Freitag, 7. Februar 2014

verzerrte bilder

vergangene woche demonstrierten in stuttgart etwa 500 personen gegen den neuen bildungsplan der baden-württembergischen landesregierung. sie nannten sich „besorgte eltern“ und ihr hauptschlachtruf war „schützt unsere kinder“. nagut, besorgt bin ich manchmal auch und ich will gerne alle kinder der welt schützen. die frage ist: vor was?

diese menschen möchten nicht, dass sexuelle vielfalt mehr in den lehrplan miteinbezogen werden soll. und sie möchten ihre kinder vor homosexuellen und transsexuellen und sowieso allem, was ihnen selbst fremd ist, beschützen (wer sich das alles nicht vorstellen kann, dem empfehle ich diese video-zusammenfassung).

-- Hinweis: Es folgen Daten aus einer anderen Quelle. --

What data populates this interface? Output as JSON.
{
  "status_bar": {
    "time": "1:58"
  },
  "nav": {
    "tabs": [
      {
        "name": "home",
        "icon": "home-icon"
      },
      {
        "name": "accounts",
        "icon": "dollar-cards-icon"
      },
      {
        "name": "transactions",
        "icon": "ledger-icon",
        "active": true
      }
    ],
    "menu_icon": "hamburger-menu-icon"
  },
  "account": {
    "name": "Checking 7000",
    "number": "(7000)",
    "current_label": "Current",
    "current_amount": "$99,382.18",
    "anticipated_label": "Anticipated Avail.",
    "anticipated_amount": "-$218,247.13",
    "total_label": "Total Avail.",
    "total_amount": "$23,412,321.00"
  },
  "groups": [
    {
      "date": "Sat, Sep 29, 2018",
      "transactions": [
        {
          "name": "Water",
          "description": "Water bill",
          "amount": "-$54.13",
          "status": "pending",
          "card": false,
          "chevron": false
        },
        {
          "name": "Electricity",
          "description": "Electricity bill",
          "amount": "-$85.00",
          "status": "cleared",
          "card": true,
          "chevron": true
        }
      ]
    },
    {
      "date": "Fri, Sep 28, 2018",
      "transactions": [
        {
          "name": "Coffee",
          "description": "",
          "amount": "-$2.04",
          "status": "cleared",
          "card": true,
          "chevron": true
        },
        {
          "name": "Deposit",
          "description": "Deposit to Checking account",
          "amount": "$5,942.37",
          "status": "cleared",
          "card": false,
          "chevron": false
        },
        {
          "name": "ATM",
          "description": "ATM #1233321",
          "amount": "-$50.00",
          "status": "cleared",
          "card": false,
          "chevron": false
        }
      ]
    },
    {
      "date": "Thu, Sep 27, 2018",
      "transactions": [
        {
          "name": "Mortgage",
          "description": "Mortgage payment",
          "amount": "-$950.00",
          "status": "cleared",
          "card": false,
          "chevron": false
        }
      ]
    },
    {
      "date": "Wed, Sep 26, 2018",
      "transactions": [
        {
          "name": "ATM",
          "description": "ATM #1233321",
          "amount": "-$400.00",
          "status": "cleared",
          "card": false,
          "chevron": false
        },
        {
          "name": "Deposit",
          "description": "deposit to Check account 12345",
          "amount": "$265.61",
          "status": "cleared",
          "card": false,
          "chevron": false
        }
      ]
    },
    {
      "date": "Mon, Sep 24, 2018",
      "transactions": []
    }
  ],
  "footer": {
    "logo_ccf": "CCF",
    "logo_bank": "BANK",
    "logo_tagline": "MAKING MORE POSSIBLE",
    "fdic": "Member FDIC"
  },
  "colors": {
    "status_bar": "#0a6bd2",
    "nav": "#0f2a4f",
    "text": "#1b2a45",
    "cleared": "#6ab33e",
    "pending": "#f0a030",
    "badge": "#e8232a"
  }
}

neben der besorgnis kommt dann auch noch große unwissenheit und unkenntnis hinzu. alles wird vermischt. auf ihren transparenten klagen sie „gegen pornographieunterricht in den schulen“ oder gar „gegen sex in jedem fach“. es zeigt, wie wenig sie verstanden haben. und manche wollen es scheinbar auch nicht verstehen. sie erklären sich scheinbar reflektiert als nicht homophob, fordern dann aber ausschliesslich heterosexuelle lehrer für ihre kinder. sie argumentieren mit der christlichen nächstenliebe, kommen aber mit andersartigkeit nicht klar. bzw. was heisst andersartigkeit? sie kommen mit der realität nicht klar! sie können nicht akzeptieren, dass in schulbüchern und im geschichtsunterricht themen diskutiert werden, die sowieso alltag sind. das alles ist nichts fremdes, es ist nichts andersartiges. es müsste einfach mal in den köpfen ankommen, dass beispielsweise homosexualität normal ist. dass es schwule und lesbische menschen weltweit gibt, dass sie genauso gute babysitter, lehrer und einfach mitmenschen sein können. und dass die sexuelle orientierung doch faktisch erstmal keine rolle spielt bei dem, wie wir uns begegnen.

diese menschen sind so verblendet in ihren argumenten. sie warnen vor sex, dabei geht es dem kultusministerium um liebe. es geht nicht um sexuelle praktiken, es geht darum, in wen menschen sich verlieben. ja, dass der eine mann männer mag und der andere frauen. und manch einer beides, der macht überhaupt keine unterscheidung mehr, sondern schaut einfach nur den menschen an. 

tragisch ist, dass in den etablierten medien diese verzerrte wahrnehmung der menschen nicht herüberkam (z.b. artikel in der süddeutschen). zwar wurde über die demonstration und auch über die gegenaktion berichtet, doch da werden meistens die einen nur als besorgte eltern und die anderen nur als antifas dargestellt (welche tatsächlich nur einen kleinen anteil der demo darstellten). denn: die gegendemo war friedlich, fröhlich und wunderbar bunt gemischt. da gab es religiöse und nicht-religiöse, junge und alte, alle geschlechter, alle möglichen sexuellen sowie politischen orientierungen - kurz: eine bunte gruppe, wie unsere gesellschaft nunmal ist. vereint hat diese wirklich verschiedenen menschen wahrscheinlich nur eins: nächstenliebe.